As a project scientist with a background in biochemistry and immunology, my research is focused on exploring the mechanisms that govern the activities of innate immune cells, particularly neutrophils, and macrophages, in maintaining a balanced internal environment and contributing to inflammatory and metabolic diseases.
I was fortunate to have had two exceptional mentors during my academic journey: Prof. Kempaiah Kemparaju, an expert in biochemistry, venom pharmacology, and immunology, who provided invaluable guidance during my Ph.D. studies, and Prof. Pradipta Ghosh, a physician-scientist specializing in cell signaling, G-protein, and cancer biology, who offered unwavering support and encouragement during my postdoctoral research.
Through their mentorship, I gained valuable skills, knowledge, a deep appreciation for scientific discovery, and a desire to make a meaningful impact in the world. During my doctoral fellowship in India, I investigated the role of immune cells, such as neutrophils and platelets, in snake venom-induced toxicities and developed a therapeutic approach for more effective snake bite treatment.

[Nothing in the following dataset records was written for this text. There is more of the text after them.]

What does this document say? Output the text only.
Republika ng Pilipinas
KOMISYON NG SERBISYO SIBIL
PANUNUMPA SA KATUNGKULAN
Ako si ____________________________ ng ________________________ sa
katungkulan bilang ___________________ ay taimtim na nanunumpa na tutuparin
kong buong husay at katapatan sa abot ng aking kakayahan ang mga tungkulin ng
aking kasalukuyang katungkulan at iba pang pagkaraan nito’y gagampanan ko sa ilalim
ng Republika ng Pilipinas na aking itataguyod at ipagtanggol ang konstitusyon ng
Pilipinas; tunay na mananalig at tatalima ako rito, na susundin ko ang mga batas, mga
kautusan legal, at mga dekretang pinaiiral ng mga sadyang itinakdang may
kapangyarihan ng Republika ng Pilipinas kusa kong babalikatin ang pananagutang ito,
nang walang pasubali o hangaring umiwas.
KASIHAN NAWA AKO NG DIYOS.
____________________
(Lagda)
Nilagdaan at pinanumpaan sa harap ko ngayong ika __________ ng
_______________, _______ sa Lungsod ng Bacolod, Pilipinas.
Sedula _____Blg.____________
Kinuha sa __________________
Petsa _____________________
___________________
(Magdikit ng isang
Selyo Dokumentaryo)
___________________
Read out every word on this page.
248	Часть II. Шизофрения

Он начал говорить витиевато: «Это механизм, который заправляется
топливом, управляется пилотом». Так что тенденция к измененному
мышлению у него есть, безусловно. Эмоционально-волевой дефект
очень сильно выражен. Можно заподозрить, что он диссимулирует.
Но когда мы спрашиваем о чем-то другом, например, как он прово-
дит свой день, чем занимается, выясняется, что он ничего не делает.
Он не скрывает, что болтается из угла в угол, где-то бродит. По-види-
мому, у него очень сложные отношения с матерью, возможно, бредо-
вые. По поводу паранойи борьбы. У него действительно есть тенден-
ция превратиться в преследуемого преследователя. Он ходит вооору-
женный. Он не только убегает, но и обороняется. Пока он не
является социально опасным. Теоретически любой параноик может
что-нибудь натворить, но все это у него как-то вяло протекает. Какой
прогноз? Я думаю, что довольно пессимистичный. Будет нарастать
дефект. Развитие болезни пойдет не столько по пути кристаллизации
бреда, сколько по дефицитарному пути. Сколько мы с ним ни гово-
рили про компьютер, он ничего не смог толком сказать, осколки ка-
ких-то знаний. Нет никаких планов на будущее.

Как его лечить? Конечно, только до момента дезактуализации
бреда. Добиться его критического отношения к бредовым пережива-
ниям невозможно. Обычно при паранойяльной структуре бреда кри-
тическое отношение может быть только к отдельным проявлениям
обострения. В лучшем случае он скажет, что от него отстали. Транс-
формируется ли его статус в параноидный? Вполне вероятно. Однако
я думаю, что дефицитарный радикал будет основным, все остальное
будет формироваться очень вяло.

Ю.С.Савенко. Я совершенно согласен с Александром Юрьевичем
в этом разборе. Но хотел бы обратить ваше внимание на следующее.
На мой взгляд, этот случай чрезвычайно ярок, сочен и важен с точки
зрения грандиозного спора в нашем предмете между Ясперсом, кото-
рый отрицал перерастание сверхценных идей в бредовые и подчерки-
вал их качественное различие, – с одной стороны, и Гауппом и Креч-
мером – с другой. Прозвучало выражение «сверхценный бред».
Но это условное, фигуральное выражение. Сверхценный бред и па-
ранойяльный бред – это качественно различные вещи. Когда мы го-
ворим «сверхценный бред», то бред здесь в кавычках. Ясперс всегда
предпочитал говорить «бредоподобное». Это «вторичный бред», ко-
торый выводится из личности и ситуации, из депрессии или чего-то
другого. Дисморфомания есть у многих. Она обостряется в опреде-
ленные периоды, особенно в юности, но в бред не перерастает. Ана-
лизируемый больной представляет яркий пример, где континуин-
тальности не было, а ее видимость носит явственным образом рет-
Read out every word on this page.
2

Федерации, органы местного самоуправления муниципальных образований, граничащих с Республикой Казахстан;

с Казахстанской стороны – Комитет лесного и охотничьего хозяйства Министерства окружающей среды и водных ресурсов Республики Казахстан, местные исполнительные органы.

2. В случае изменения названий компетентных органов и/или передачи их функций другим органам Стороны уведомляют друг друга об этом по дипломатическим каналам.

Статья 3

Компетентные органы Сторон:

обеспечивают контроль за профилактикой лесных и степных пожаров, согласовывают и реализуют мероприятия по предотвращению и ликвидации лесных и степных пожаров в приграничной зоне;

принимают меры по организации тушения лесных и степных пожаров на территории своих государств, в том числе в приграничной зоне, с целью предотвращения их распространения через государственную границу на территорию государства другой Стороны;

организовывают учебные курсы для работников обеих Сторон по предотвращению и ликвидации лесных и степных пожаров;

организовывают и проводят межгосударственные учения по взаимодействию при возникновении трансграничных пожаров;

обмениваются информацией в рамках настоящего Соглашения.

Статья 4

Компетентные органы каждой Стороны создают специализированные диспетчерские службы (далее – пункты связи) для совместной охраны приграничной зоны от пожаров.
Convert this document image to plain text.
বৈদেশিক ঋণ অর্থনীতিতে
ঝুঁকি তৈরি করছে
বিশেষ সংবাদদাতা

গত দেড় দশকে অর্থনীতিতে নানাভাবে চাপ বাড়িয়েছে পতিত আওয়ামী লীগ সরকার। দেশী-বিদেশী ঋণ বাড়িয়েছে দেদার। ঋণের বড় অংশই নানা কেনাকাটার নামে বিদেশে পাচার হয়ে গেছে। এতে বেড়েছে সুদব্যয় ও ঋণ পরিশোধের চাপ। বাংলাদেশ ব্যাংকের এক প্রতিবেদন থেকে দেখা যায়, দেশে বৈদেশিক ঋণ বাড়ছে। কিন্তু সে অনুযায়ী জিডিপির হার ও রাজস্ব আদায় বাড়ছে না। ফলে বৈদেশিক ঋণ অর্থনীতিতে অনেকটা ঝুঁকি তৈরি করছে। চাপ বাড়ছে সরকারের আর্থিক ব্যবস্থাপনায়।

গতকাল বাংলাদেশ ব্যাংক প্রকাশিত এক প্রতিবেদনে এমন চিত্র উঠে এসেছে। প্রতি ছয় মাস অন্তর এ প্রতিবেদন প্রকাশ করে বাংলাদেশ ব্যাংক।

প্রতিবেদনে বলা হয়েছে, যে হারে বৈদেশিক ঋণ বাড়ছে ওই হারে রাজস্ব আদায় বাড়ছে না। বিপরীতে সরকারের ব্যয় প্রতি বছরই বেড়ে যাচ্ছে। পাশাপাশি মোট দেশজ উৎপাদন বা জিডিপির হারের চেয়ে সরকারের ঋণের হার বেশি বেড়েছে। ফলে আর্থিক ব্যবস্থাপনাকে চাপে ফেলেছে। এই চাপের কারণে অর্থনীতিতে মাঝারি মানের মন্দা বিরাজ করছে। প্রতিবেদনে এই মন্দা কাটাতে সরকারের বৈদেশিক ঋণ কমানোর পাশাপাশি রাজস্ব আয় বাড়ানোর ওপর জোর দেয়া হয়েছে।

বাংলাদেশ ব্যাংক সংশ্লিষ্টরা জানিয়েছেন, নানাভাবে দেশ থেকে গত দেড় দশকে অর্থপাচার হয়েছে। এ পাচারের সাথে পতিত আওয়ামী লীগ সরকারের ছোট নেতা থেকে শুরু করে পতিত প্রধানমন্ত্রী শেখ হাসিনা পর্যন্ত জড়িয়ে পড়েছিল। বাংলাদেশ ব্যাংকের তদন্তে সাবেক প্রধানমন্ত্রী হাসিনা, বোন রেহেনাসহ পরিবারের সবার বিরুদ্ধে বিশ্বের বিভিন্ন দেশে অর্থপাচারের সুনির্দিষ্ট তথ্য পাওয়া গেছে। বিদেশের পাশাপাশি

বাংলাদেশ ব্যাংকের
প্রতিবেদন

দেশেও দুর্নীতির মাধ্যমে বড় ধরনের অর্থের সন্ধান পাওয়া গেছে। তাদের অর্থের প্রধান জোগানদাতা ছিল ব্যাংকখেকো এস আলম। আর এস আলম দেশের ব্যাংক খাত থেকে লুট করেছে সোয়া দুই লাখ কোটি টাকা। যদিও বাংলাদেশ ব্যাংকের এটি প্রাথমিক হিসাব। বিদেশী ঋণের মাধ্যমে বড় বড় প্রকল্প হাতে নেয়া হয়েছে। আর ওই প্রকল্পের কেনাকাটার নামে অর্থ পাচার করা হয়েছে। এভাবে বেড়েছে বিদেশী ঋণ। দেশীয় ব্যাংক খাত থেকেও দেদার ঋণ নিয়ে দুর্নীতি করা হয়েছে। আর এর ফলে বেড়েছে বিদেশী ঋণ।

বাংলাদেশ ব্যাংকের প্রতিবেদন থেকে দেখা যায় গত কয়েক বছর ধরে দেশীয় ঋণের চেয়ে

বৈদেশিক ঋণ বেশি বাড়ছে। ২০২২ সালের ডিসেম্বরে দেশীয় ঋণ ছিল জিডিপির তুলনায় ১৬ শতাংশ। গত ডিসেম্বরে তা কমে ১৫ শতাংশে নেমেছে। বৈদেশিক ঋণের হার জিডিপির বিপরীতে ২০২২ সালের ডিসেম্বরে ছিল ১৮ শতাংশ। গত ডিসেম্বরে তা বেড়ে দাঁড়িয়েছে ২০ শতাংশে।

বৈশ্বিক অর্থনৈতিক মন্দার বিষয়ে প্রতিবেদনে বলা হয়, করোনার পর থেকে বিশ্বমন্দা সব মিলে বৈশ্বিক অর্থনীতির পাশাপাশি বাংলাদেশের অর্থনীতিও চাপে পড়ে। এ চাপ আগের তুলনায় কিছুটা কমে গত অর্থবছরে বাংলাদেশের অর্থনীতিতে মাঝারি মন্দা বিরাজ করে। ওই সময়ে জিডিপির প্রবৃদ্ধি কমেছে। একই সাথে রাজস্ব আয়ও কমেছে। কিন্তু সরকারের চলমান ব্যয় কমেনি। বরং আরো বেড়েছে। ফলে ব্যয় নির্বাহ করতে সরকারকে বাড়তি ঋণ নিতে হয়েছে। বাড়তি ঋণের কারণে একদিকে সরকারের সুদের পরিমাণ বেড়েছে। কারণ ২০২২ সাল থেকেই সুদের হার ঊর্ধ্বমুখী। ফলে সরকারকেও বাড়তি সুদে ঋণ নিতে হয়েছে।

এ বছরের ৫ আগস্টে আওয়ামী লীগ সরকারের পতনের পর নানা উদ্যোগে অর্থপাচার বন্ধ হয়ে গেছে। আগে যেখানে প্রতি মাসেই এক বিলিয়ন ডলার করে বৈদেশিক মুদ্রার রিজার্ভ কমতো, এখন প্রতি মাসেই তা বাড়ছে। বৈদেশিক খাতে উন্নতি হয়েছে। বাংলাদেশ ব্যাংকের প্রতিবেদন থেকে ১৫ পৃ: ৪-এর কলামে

Later, as a postdoctoral fellow in Dr. Ghosh's lab, I collaborated with two specialized research centers: the Center for Precision Computational Systems Network (PreCSN) and the HUMANOIDTM Center of Research Excellence. collaborations allowed me to expand my research scope to include the role of neutrophils and macrophages in various diseases, such as atherosclerosis, inflammatory bowel disease, and cancer.
Overall, my research aims to contribute to a better understanding of the mechanisms that regulate innate immune cells and their involvement in various diseases. I am excited to continue exploring these avenues of research and making meaningful contributions to the field of immunology.